The autobiography explains how, in a manner almost nonchalant, the young Doris Lessing jogged along with destiny, and arrived in London with her first novel in her bag, to become one of English fiction’s most significant voices, her energy and her intellectual impatience compensating for the frequent gracelessness of her style. Her work has always been in transition, always exploratory, attuned to cultural shifts almost before they begin. In the figure of Sarah Durham, we are seeing Lessing in many versions, at many ages. Like the author, her creation looks back to a loveless early childhood, filled with a misery that can hardly be articulated: to an adolescence in which she bubbled with precocious, confident sexuality, to a womanhood in which childbirth and a multitude of admirers were calmly assimilated. It is significant to note that it is Sarah Durham’s early self we see most clearly and precisely. The present-day Sarah lacks color, line, definition. If, as a writer, you are going to extend your autobiography by other means, you cannot expect to provide a self-portrait that is other than nebulous. When all the “i”s are dotted and all the “t”s crossed, it is time to put down the pen, and until then you can only produce something like this novel, a deeply felt but half-realized connect-the-dots affair.

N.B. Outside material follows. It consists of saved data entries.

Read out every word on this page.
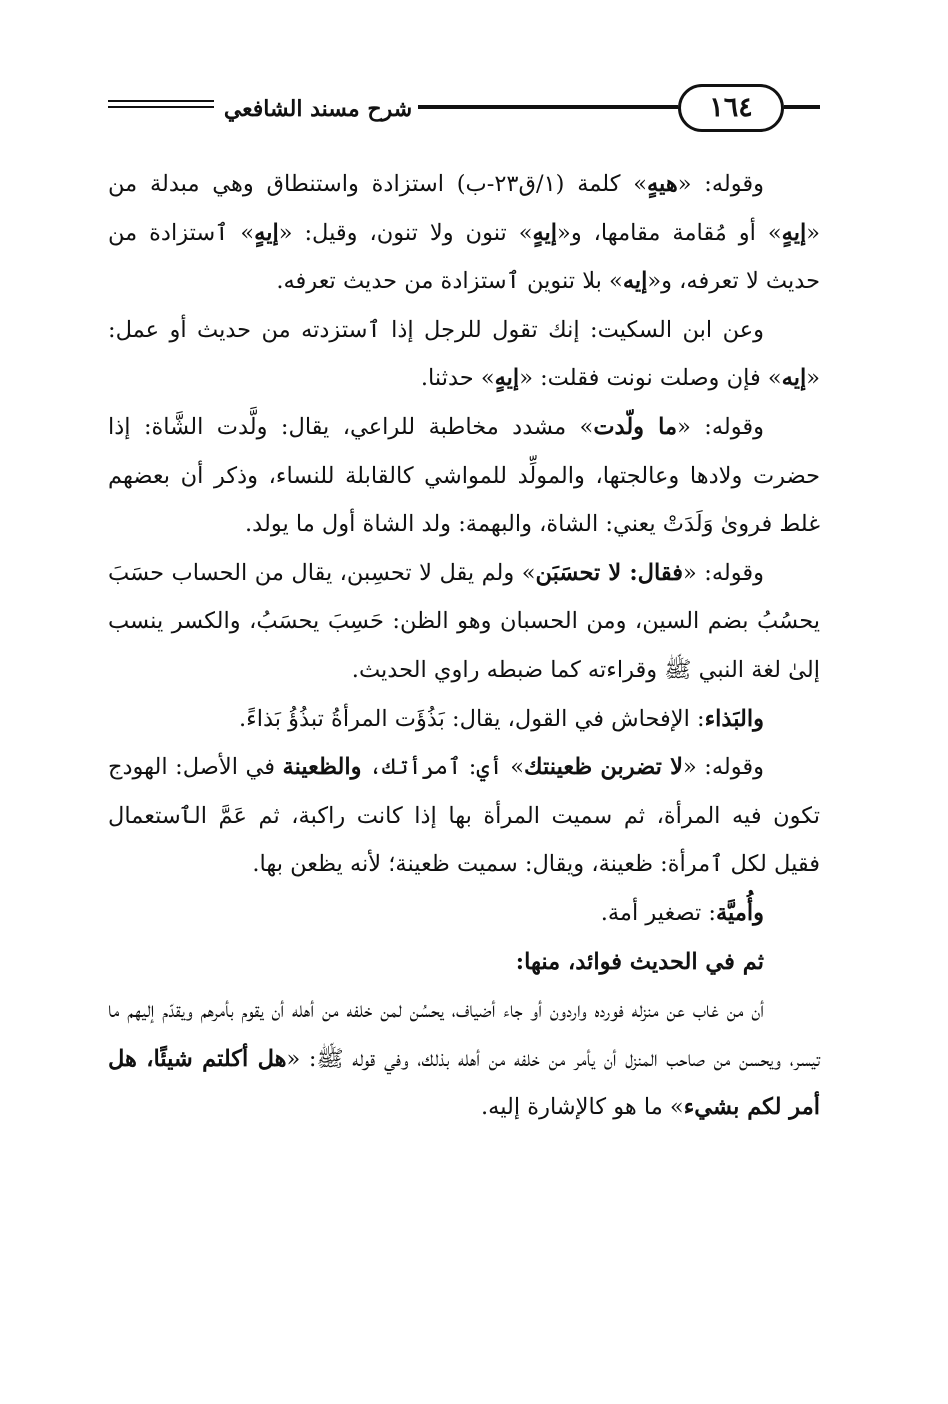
شرح مسند الشافعي	١٦٤

وقوله: «هيهٍ» كلمة (١/ق٢٣-ب) استزادة واستنطاق وهي مبدلة من «إيهٍ» أو مُقامة مقامها، و«إيهٍ» تنون ولا تنون، وقيل: «إيهٍ» ٱستزادة من حديث لا تعرفه، و«إيه» بلا تنوين ٱستزادة من حديث تعرفه.

وعن ابن السكيت: إنك تقول للرجل إذا ٱستزدته من حديث أو عمل: «إيه» فإن وصلت نونت فقلت: «إيهٍ» حدثنا.

وقوله: «ما ولّدت» مشدد مخاطبة للراعي، يقال: ولَّدت الشَّاة: إذا حضرت ولادها وعالجتها، والمولِّد للمواشي كالقابلة للنساء، وذكر أن بعضهم غلط فروىٰ وَلَدَتْ يعني: الشاة، والبهمة: ولد الشاة أول ما يولد.

وقوله: «فقال: لا تحسَبَن» ولم يقل لا تحسِبن، يقال من الحساب حسَبَ يحسُبُ بضم السين، ومن الحسبان وهو الظن: حَسِبَ يحسَبُ، والكسر ينسب إلىٰ لغة النبي ﷺ وقراءته كما ضبطه راوي الحديث.

والبَذاء: الإفحاش في القول، يقال: بَذُؤَت المرأةُ تبذُؤُ بَذاءً.

وقوله: «لا تضربن ظعينتك» أي: ٱمرأتك، والظعينة في الأصل: الهودج تكون فيه المرأة، ثم سميت المرأة بها إذا كانت راكبة، ثم عَمَّ الٱستعمال فقيل لكل ٱمرأة: ظعينة، ويقال: سميت ظعينة؛ لأنه يظعن بها.

وأُميَّة: تصغير أمة.

ثم في الحديث فوائد، منها:

أن من غاب عن منزله فورده واردون أو جاء أضياف، يحسُن لمن خلفه من أهله أن يقوم بأمرهم ويقدّم إليهم ما تيسر، ويحسن من صاحب المنزل أن يأمر من خلفه من أهله بذلك، وفي قوله ﷺ: «هل أكلتم شيئًا، هل أمر لكم بشيء» ما هو كالإشارة إليه.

Perhaps we want too much from Lessing. We have accorded her the status of prophetess and seer, so we expect from her robust ideas and an emotional education. Ideas do not have full play here—and love is not enough. As for the emotional education—it is reasonable for her to refuse to provide one. It does not seem likely to Doris Lessing that people learn from their own experience—let alone from anyone else’s.